La silla del colectivero
Ramón Inama
“…si no fuera el silencio, cada crujido de la noche
cada susurro del viento sería una historia,
una única historia para contar”.
Alberto Szpunberg
Mi viejo, 25 años al momento de su secuestro, había trabajado unos seis meses en una línea de colectivos de la ciudad de La Plata. Afiliado a la U.T.A y todo, la clandestinidad forzosa y otras cuestiones acortaron su labor a ese breve período de tiempo. Pero aun así, quedó para siempre, la leyenda de mi viejo el colectivero.
Para nosotros decir HIJOS es hablar de un refugio, un espacio de identidad. Nuestra aparición en sociedad tuvo que ver con eso. Con dar identidad a la foto anónima de nuestros viejos. Darles nombre, otorgarles sentido a su desaparición contando de sus vidas y su militancia.
1995 fue un punto de partida, un año vertiginoso que duró mil años en uno solo. Intensamente paseamos por cada homenaje, por cada acto, por cada marcha. Nos juntamos, nos conocimos, empezamos a organizarnos, a reunirnos, a independizarnos de todos y de todo. Al poquito tiempo tuvimos nuestra propia casa, en calle 42. Y con ella las asambleas interminables, las comisiones, las charlas, la experiencia colectiva de estar creando nuestra propia comunidad política y afectiva. La casa era un hogar, fiel a nuestra impronta, un poco organizada y un poco un despelote. Muchas sillas y ninguna mesa. Un entrar y salir de gente, siempre en movimiento. Hasta tuvimos un teléfono al que le faltaba el cable, pero que tenía línea directa con mamá o con papá. Más grande o más chico, más serio o más payaso, ninguno ni ninguna de nosotros se resistió a ese llamado, a levantar el tubo y probar por las dudas, a ver si todavía era posible.
En esa casa discutimos, nos peleamos, nos abrazamos, lloramos, hicimos teatro, leímos al Che, a Perón, a Mao y a Fidel, quemamos muñecos de fin de año con la cara de los milicos. Fuimos felices.

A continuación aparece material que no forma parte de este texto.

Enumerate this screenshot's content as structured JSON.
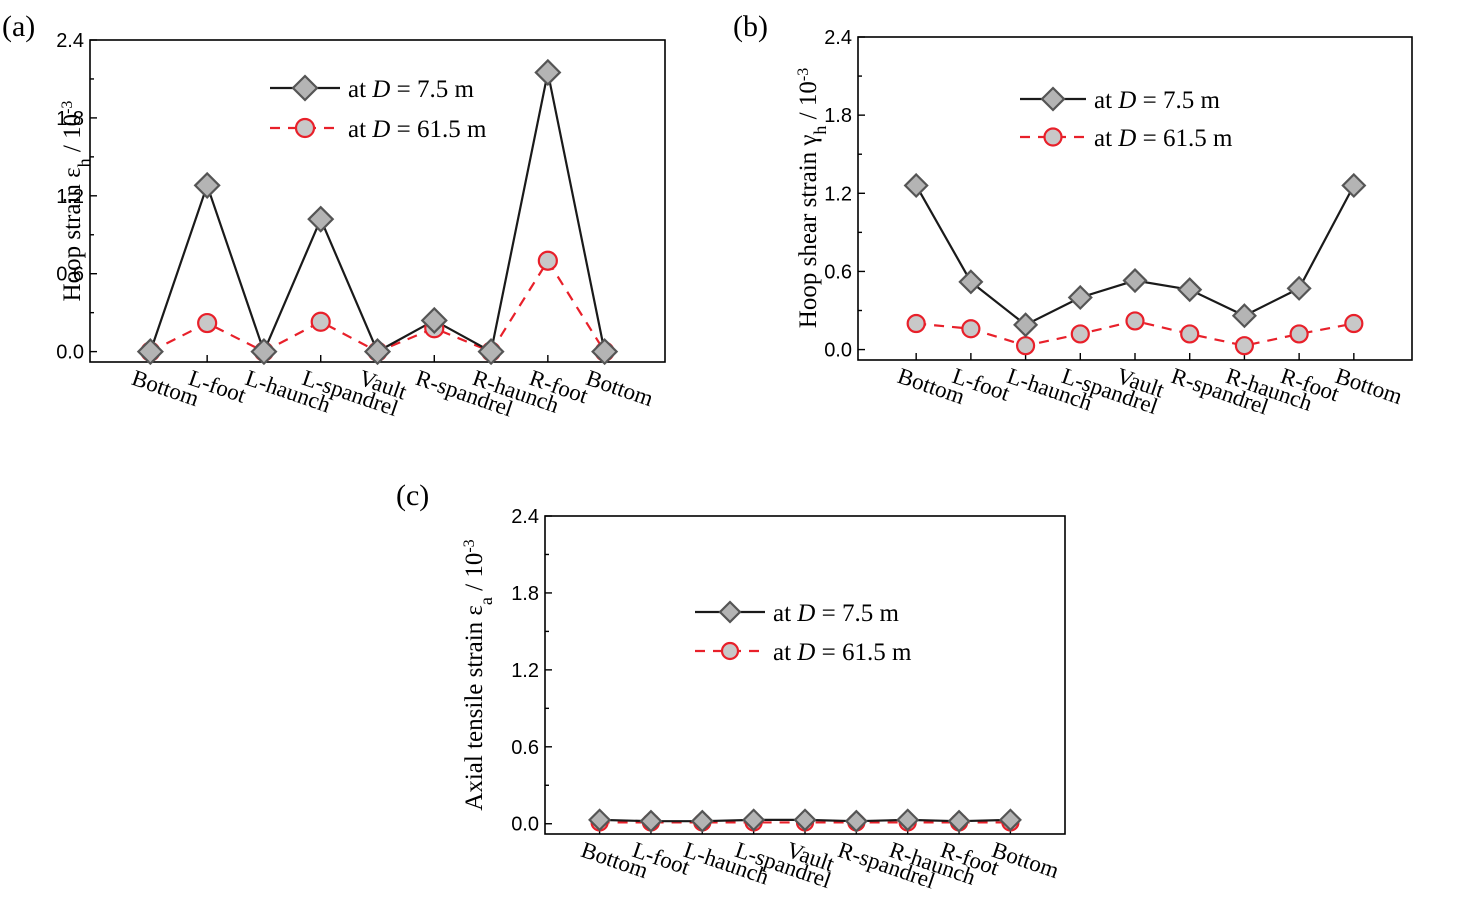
{
  "chart_data": [
    {
      "panel": "(a)",
      "type": "line",
      "ylabel": "Hoop strain ε",
      "ylabel_sub": "h",
      "ylabel_unit": " / 10",
      "ylabel_exp": "-3",
      "ylim": [
        -0.08,
        2.4
      ],
      "yticks": [
        "0.0",
        "0.6",
        "1.2",
        "1.8",
        "2.4"
      ],
      "categories": [
        "Bottom",
        "L-foot",
        "L-haunch",
        "L-spandrel",
        "Vault",
        "R-spandrel",
        "R-haunch",
        "R-foot",
        "Bottom"
      ],
      "legend_position": "top-right",
      "series": [
        {
          "name": "at D = 7.5 m",
          "label_pre": "at ",
          "label_var": "D",
          "label_post": " = 7.5 m",
          "marker": "diamond",
          "values": [
            0.0,
            1.28,
            0.0,
            1.02,
            0.0,
            0.24,
            0.0,
            2.15,
            0.0
          ]
        },
        {
          "name": "at D = 61.5 m",
          "label_pre": "at ",
          "label_var": "D",
          "label_post": " = 61.5 m",
          "marker": "circle",
          "values": [
            0.0,
            0.22,
            0.0,
            0.23,
            0.0,
            0.18,
            0.0,
            0.7,
            0.0
          ]
        }
      ]
    },
    {
      "panel": "(b)",
      "type": "line",
      "ylabel": "Hoop shear strain γ",
      "ylabel_sub": "h",
      "ylabel_unit": " / 10",
      "ylabel_exp": "-3",
      "ylim": [
        -0.08,
        2.4
      ],
      "yticks": [
        "0.0",
        "0.6",
        "1.2",
        "1.8",
        "2.4"
      ],
      "categories": [
        "Bottom",
        "L-foot",
        "L-haunch",
        "L-spandrel",
        "Vault",
        "R-spandrel",
        "R-haunch",
        "R-foot",
        "Bottom"
      ],
      "legend_position": "top-right",
      "series": [
        {
          "name": "at D = 7.5 m",
          "label_pre": "at ",
          "label_var": "D",
          "label_post": " = 7.5 m",
          "marker": "diamond",
          "values": [
            1.26,
            0.52,
            0.19,
            0.4,
            0.53,
            0.46,
            0.26,
            0.47,
            1.26
          ]
        },
        {
          "name": "at D = 61.5 m",
          "label_pre": "at ",
          "label_var": "D",
          "label_post": " = 61.5 m",
          "marker": "circle",
          "values": [
            0.2,
            0.16,
            0.03,
            0.12,
            0.22,
            0.12,
            0.03,
            0.12,
            0.2
          ]
        }
      ]
    },
    {
      "panel": "(c)",
      "type": "line",
      "ylabel": "Axial tensile strain ε",
      "ylabel_sub": "a",
      "ylabel_unit": " / 10",
      "ylabel_exp": "-3",
      "ylim": [
        -0.08,
        2.4
      ],
      "yticks": [
        "0.0",
        "0.6",
        "1.2",
        "1.8",
        "2.4"
      ],
      "categories": [
        "Bottom",
        "L-foot",
        "L-haunch",
        "L-spandrel",
        "Vault",
        "R-spandrel",
        "R-haunch",
        "R-foot",
        "Bottom"
      ],
      "legend_position": "top-center",
      "series": [
        {
          "name": "at D = 7.5 m",
          "label_pre": "at ",
          "label_var": "D",
          "label_post": " = 7.5 m",
          "marker": "diamond",
          "values": [
            0.03,
            0.02,
            0.02,
            0.03,
            0.03,
            0.02,
            0.03,
            0.02,
            0.03
          ]
        },
        {
          "name": "at D = 61.5 m",
          "label_pre": "at ",
          "label_var": "D",
          "label_post": " = 61.5 m",
          "marker": "circle",
          "values": [
            0.01,
            0.01,
            0.01,
            0.01,
            0.01,
            0.01,
            0.01,
            0.01,
            0.01
          ]
        }
      ]
    }
  ],
  "colors": {
    "series1_line": "#1a1a1a",
    "series1_marker_fill": "#b4b4b4",
    "series1_marker_edge": "#555555",
    "series2_line": "#e8202a",
    "series2_marker_fill": "#c8c8c8"
  }
}
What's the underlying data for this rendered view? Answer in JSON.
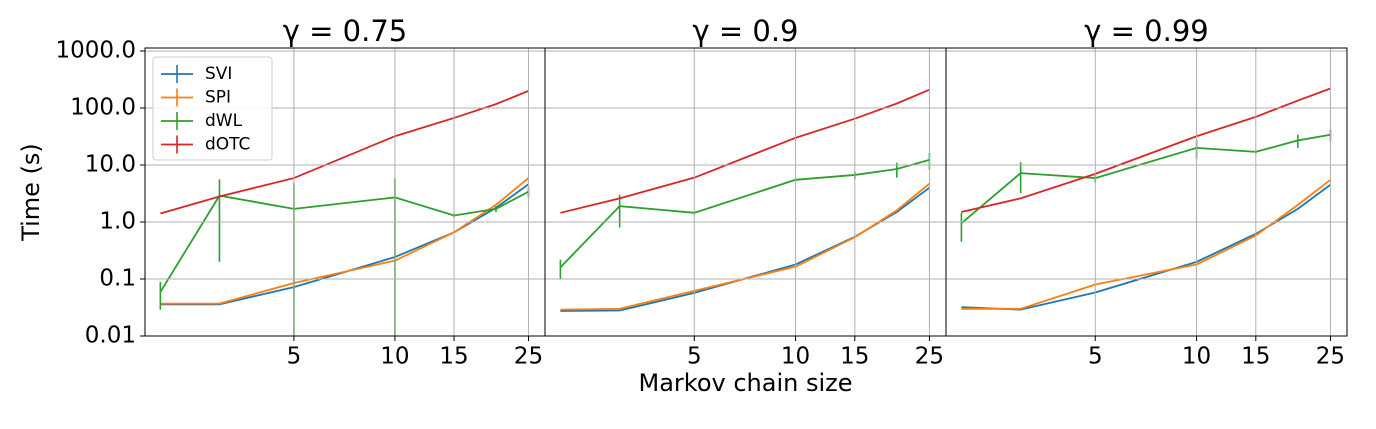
{
  "chart_data": [
    {
      "type": "line",
      "title": "γ = 0.75",
      "ylabel": "Time (s)",
      "xlog": true,
      "ylog": true,
      "grid": true,
      "legend": "upper left",
      "x": [
        2,
        3,
        5,
        10,
        15,
        20,
        25
      ],
      "xlim": [
        1.8,
        28
      ],
      "xticks": [
        5,
        10,
        15,
        25
      ],
      "ylim": [
        0.01,
        1130
      ],
      "yticks": [
        {
          "value": 1000,
          "label": "1000.0"
        },
        {
          "value": 100,
          "label": "100.0"
        },
        {
          "value": 10,
          "label": "10.0"
        },
        {
          "value": 1,
          "label": "1.0"
        },
        0.1,
        0.01
      ],
      "series": [
        {
          "name": "SVI",
          "color": "#1f77b4",
          "values": [
            0.036,
            0.036,
            0.072,
            0.243,
            0.66,
            1.77,
            4.6
          ]
        },
        {
          "name": "SPI",
          "color": "#ff7f0e",
          "values": [
            0.037,
            0.037,
            0.085,
            0.21,
            0.66,
            2.0,
            5.9
          ]
        },
        {
          "name": "dWL",
          "color": "#2ca02c",
          "values": [
            0.059,
            2.9,
            1.7,
            2.7,
            1.3,
            1.7,
            3.4
          ],
          "errors": [
            0.03,
            2.7,
            3.1,
            3.1,
            0.1,
            0.2,
            0.7
          ]
        },
        {
          "name": "dOTC",
          "color": "#d62728",
          "values": [
            1.41,
            2.8,
            5.9,
            32,
            67,
            117,
            200
          ]
        }
      ]
    },
    {
      "type": "line",
      "title": "γ = 0.9",
      "xlabel": "Markov chain size",
      "xlog": true,
      "ylog": true,
      "grid": true,
      "sharey": true,
      "x": [
        2,
        3,
        5,
        10,
        15,
        20,
        25
      ],
      "xlim": [
        1.8,
        28
      ],
      "xticks": [
        5,
        10,
        15,
        25
      ],
      "ylim": [
        0.01,
        1130
      ],
      "series": [
        {
          "color": "#1f77b4",
          "values": [
            0.0275,
            0.028,
            0.057,
            0.18,
            0.55,
            1.5,
            4.0
          ]
        },
        {
          "color": "#ff7f0e",
          "values": [
            0.029,
            0.03,
            0.062,
            0.165,
            0.54,
            1.6,
            4.7
          ]
        },
        {
          "color": "#2ca02c",
          "values": [
            0.16,
            1.9,
            1.45,
            5.5,
            6.7,
            8.5,
            12.3
          ],
          "errors": [
            0.06,
            1.1,
            0.1,
            0.3,
            1.0,
            2.5,
            4.0
          ]
        },
        {
          "color": "#d62728",
          "values": [
            1.45,
            2.6,
            6.0,
            30,
            65,
            120,
            210
          ]
        }
      ]
    },
    {
      "type": "line",
      "title": "γ = 0.99",
      "xlog": true,
      "ylog": true,
      "grid": true,
      "sharey": true,
      "x": [
        2,
        3,
        5,
        10,
        15,
        20,
        25
      ],
      "xlim": [
        1.8,
        28
      ],
      "xticks": [
        5,
        10,
        15,
        25
      ],
      "ylim": [
        0.01,
        1130
      ],
      "series": [
        {
          "color": "#1f77b4",
          "values": [
            0.032,
            0.029,
            0.058,
            0.2,
            0.62,
            1.7,
            4.5
          ]
        },
        {
          "color": "#ff7f0e",
          "values": [
            0.03,
            0.03,
            0.08,
            0.18,
            0.58,
            2.0,
            5.5
          ]
        },
        {
          "color": "#2ca02c",
          "values": [
            0.95,
            7.2,
            5.9,
            20,
            17,
            27,
            34
          ],
          "errors": [
            0.5,
            4.0,
            1.0,
            7.0,
            1.0,
            7.0,
            8.0
          ]
        },
        {
          "color": "#d62728",
          "values": [
            1.5,
            2.6,
            7.0,
            32,
            70,
            135,
            220
          ]
        }
      ]
    }
  ]
}
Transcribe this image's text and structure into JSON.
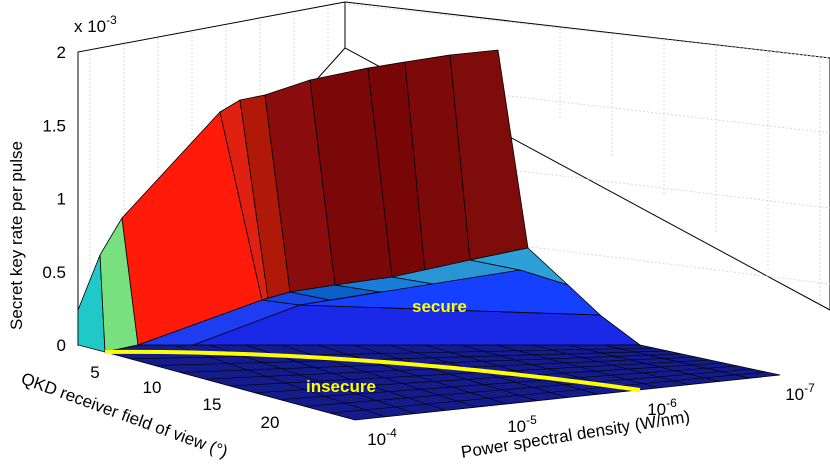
{
  "chart_data": {
    "type": "surface3d",
    "zlabel": "Secret key rate per pulse",
    "zscale_label": "x 10",
    "zscale_exp": "-3",
    "z_ticks": [
      "0",
      "0.5",
      "1",
      "1.5",
      "2"
    ],
    "zlim": [
      0,
      0.002
    ],
    "xlabel": "Power spectral density (W/nm)",
    "x_ticks": [
      {
        "base": "10",
        "exp": "-4"
      },
      {
        "base": "10",
        "exp": "-5"
      },
      {
        "base": "10",
        "exp": "-6"
      },
      {
        "base": "10",
        "exp": "-7"
      }
    ],
    "x_scale": "log",
    "ylabel": "QKD receiver field of view (°)",
    "y_ticks": [
      "5",
      "10",
      "15",
      "20"
    ],
    "grid": true,
    "colormap": "jet",
    "secure_boundary_color": "#ffff00",
    "annotations": {
      "secure": "secure",
      "insecure": "insecure"
    },
    "series": [
      {
        "fov_deg": 2,
        "z_vs_psd": {
          "1e-4": 0.0,
          "1e-5": 0.00012,
          "1e-6": 0.00022,
          "1e-7": 0.00022
        }
      },
      {
        "fov_deg": 3,
        "z_vs_psd": {
          "1e-4": 0.0,
          "1e-5": 0.0009,
          "1e-6": 0.0017,
          "1e-7": 0.0019
        }
      },
      {
        "fov_deg": 5,
        "z_vs_psd": {
          "1e-4": 0.0,
          "1e-5": 5e-05,
          "1e-6": 0.00045,
          "1e-7": 0.00048
        }
      },
      {
        "fov_deg": 10,
        "z_vs_psd": {
          "1e-4": 0.0,
          "1e-5": 2e-05,
          "1e-6": 0.00012,
          "1e-7": 0.00014
        }
      },
      {
        "fov_deg": 20,
        "z_vs_psd": {
          "1e-4": 0.0,
          "1e-5": 0.0,
          "1e-6": 3e-05,
          "1e-7": 4e-05
        }
      }
    ]
  }
}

Las asambleas fueron épicas, como todo lo que hacíamos en esos tiempos. Como para estar a la altura de ellos y de ellas. Que no pasaron por la vida así nomás, que quisieron hacer la revolución. Y así muchos padres y madres eran recuperados en su memoria como los grandes luchadores, comandantes, capitanas. Lo que sea que hayan sido era a lo grande: la más inteligente, el más pintón, la más laburante, el más militante. Esa era la vara. Y en esa épica fuimos construyendo nuestros propios mitos, como en mi caso, el mito del colectivero.
En honor a esa historia una noche, después de una larga y agotadora asamblea, nos quedamos como siempre en la casa, escuchando música, charlando y acompañándonos. Evitando la despedida, sin la más mínima intención de separarnos. No recuerdo cuántos éramos ni cuanta cerveza habíamos tomado, seguro las suficientes para aflojar el cuerpo y reirnos por cualquier cosa. Alguno empezó a juntar unas sillas, otra lo siguió y las colocó de a pares como en hilera, una detrás de otra. En el medio un pasillo y adelante una sola, la del chofer al frente de ese colectivo imaginario dispuesto en medio de la sala.
No podíamos parar de reírnos, mientras se iban acomodando de a uno y de a una en cada asiento. Pero nadie dejaba de hacerlo, de seguir jugando. De armar la escena para que yo me siente en ese lugar, en el que alguna vez pudo haber estado mi viejo. Y en el que ahora estaba yo con mis compañeras y compañeros, en el mismo recorrido. Fue una noche hermosa.
Si me preguntan hoy qué es H.I.J.O.S. para mí, esa escena lo define: “un colectivo”, al que podés subirte cuando quieras, incluso bajarte también. Pero un colectivo que nos metió en un viaje del que nunca nos vamos a olvidar.